For their next album, the Bee Gees mounted a 41-date tour. "We did three nights at Madison Square Garden, and one of those nights we never went to bed," Gibb says. "To this day, I can't figure out how we did it. Youth, I guess." (And possibly drugs. The Gibbs had always been fond of substances: Barry smoked grass, Robin liked pills and Maurice drank. For the most part, they stayed away from harder stuff. "I did a week of cocaine in 1980-something," says Gibb. "But the trouble with cocaine . . ." – he laughs – "is cocaine! You've got to do it every half hour. It's too much work. Amphetamines last four to six hours. And in those days," he says with a grin, "there were some great amphetamines.")

At that point Barry was the undisputed star of the group.
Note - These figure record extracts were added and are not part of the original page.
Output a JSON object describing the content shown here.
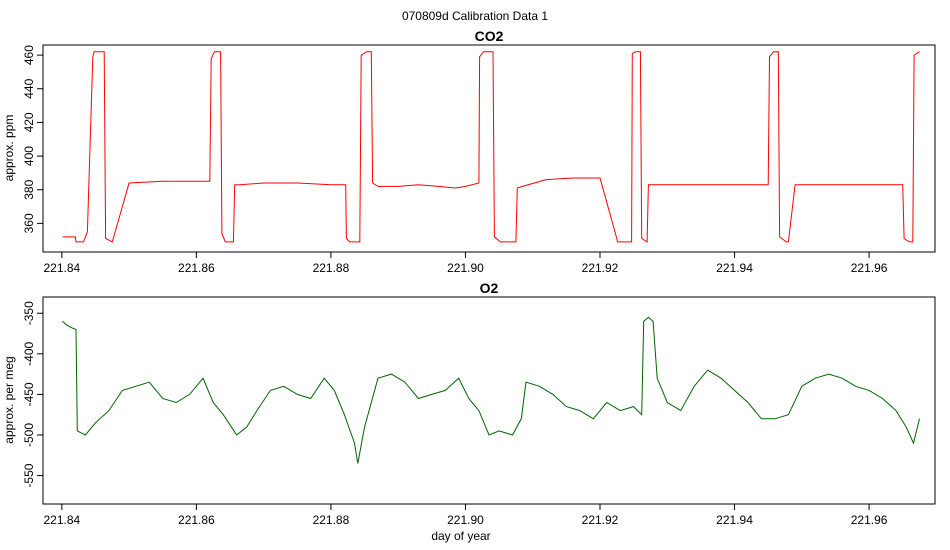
{
  "figure": {
    "title": "070809d   Calibration Data 1"
  },
  "chart_data": [
    {
      "type": "line",
      "title": "CO2",
      "ylabel": "approx. ppm",
      "xlabel": "",
      "xlim": [
        221.8372,
        221.9698
      ],
      "ylim": [
        343,
        466
      ],
      "xticks": [
        221.84,
        221.86,
        221.88,
        221.9,
        221.92,
        221.94,
        221.96
      ],
      "xtick_labels": [
        "221.84",
        "221.86",
        "221.88",
        "221.90",
        "221.92",
        "221.94",
        "221.96"
      ],
      "yticks": [
        360,
        380,
        400,
        420,
        440,
        460
      ],
      "ytick_labels": [
        "360",
        "380",
        "400",
        "420",
        "440",
        "460"
      ],
      "grid": false,
      "legend": "none",
      "series": [
        {
          "color": "#ff0000",
          "x": [
            221.8401,
            221.842,
            221.8421,
            221.8432,
            221.8438,
            221.8446,
            221.8448,
            221.8455,
            221.8463,
            221.8465,
            221.8475,
            221.85,
            221.855,
            221.86,
            221.862,
            221.8622,
            221.8627,
            221.8636,
            221.8638,
            221.8643,
            221.8655,
            221.8657,
            221.8665,
            221.87,
            221.875,
            221.88,
            221.8822,
            221.8823,
            221.8828,
            221.8843,
            221.8845,
            221.8853,
            221.886,
            221.8862,
            221.887,
            221.89,
            221.893,
            221.896,
            221.8985,
            221.9,
            221.902,
            221.9021,
            221.9027,
            221.9041,
            221.9043,
            221.9052,
            221.9075,
            221.9077,
            221.9085,
            221.912,
            221.916,
            221.92,
            221.9225,
            221.9226,
            221.9247,
            221.9248,
            221.9253,
            221.926,
            221.9262,
            221.927,
            221.9272,
            221.928,
            221.933,
            221.94,
            221.945,
            221.9452,
            221.9458,
            221.9465,
            221.9467,
            221.9477,
            221.948,
            221.949,
            221.955,
            221.962,
            221.965,
            221.9652,
            221.966,
            221.9665,
            221.9667,
            221.9675
          ],
          "y": [
            352,
            352,
            349,
            349,
            355,
            459,
            462,
            462,
            462,
            351,
            349,
            384,
            385,
            385,
            385,
            458,
            462,
            462,
            354,
            349,
            349,
            383,
            383,
            384,
            384,
            383,
            383,
            351,
            349,
            349,
            460,
            462,
            462,
            384,
            382,
            382,
            383,
            382,
            381,
            382,
            384,
            459,
            462,
            462,
            352,
            349,
            349,
            381,
            382,
            386,
            387,
            387,
            351,
            349,
            349,
            461,
            462,
            462,
            351,
            349,
            383,
            383,
            383,
            383,
            383,
            459,
            462,
            462,
            352,
            349,
            349,
            383,
            383,
            383,
            383,
            351,
            349,
            349,
            460,
            462
          ]
        }
      ]
    },
    {
      "type": "line",
      "title": "O2",
      "ylabel": "approx. per meg",
      "xlabel": "day of year",
      "xlim": [
        221.8372,
        221.9698
      ],
      "ylim": [
        -585,
        -330
      ],
      "xticks": [
        221.84,
        221.86,
        221.88,
        221.9,
        221.92,
        221.94,
        221.96
      ],
      "xtick_labels": [
        "221.84",
        "221.86",
        "221.88",
        "221.90",
        "221.92",
        "221.94",
        "221.96"
      ],
      "yticks": [
        -550,
        -500,
        -450,
        -400,
        -350
      ],
      "ytick_labels": [
        "-550",
        "-500",
        "-450",
        "-400",
        "-350"
      ],
      "grid": false,
      "legend": "none",
      "series": [
        {
          "color": "#006400",
          "x": [
            221.8401,
            221.8408,
            221.8415,
            221.8421,
            221.8423,
            221.8435,
            221.845,
            221.847,
            221.849,
            221.851,
            221.853,
            221.855,
            221.857,
            221.859,
            221.861,
            221.8625,
            221.864,
            221.866,
            221.8675,
            221.869,
            221.871,
            221.873,
            221.875,
            221.877,
            221.879,
            221.8805,
            221.882,
            221.8835,
            221.884,
            221.885,
            221.887,
            221.889,
            221.891,
            221.893,
            221.895,
            221.897,
            221.899,
            221.9005,
            221.902,
            221.9035,
            221.905,
            221.907,
            221.9083,
            221.909,
            221.911,
            221.913,
            221.915,
            221.917,
            221.919,
            221.921,
            221.923,
            221.925,
            221.9262,
            221.9265,
            221.9272,
            221.9279,
            221.9285,
            221.93,
            221.932,
            221.934,
            221.936,
            221.938,
            221.94,
            221.942,
            221.944,
            221.946,
            221.948,
            221.95,
            221.952,
            221.954,
            221.956,
            221.958,
            221.96,
            221.962,
            221.964,
            221.9655,
            221.9666,
            221.9675
          ],
          "y": [
            -360,
            -365,
            -368,
            -370,
            -495,
            -500,
            -485,
            -470,
            -445,
            -440,
            -435,
            -455,
            -460,
            -450,
            -430,
            -460,
            -475,
            -500,
            -490,
            -470,
            -445,
            -440,
            -450,
            -455,
            -430,
            -445,
            -475,
            -510,
            -535,
            -490,
            -430,
            -425,
            -435,
            -455,
            -450,
            -445,
            -430,
            -455,
            -470,
            -500,
            -495,
            -500,
            -480,
            -435,
            -440,
            -450,
            -465,
            -470,
            -480,
            -460,
            -470,
            -465,
            -475,
            -360,
            -355,
            -360,
            -430,
            -460,
            -470,
            -440,
            -420,
            -430,
            -445,
            -460,
            -480,
            -480,
            -475,
            -440,
            -430,
            -425,
            -430,
            -440,
            -445,
            -455,
            -470,
            -490,
            -510,
            -480
          ]
        }
      ]
    }
  ]
}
He'd always been the leader: As Beatles producer George Martin once put it, "Everybody knows that Barry is the idea man of the three, and when he is too overt about that, they tend to rebel." Now, thanks to Barry's falsetto, he was singing everything too, and old jealousies started to rear up. Barry didn't want a repeat of 1969, so he decided to step back and sing fewer leads. His falsetto fell by the wayside. The thing that made them massive, the thing everyone wanted to hear, he gave up for the sake of the family.

"The best time in our lives was the time right before fame," says Gibb. "We could not have been tighter. We were glued together. The following year is where excesses started coming in. Drink, pills. The scene, egos." That's when the competition began – and with it came the separation.
"It was 45 years, so there were times we had the times of our lives," he says. "But it was never as sweet and innocent as it was in 1966."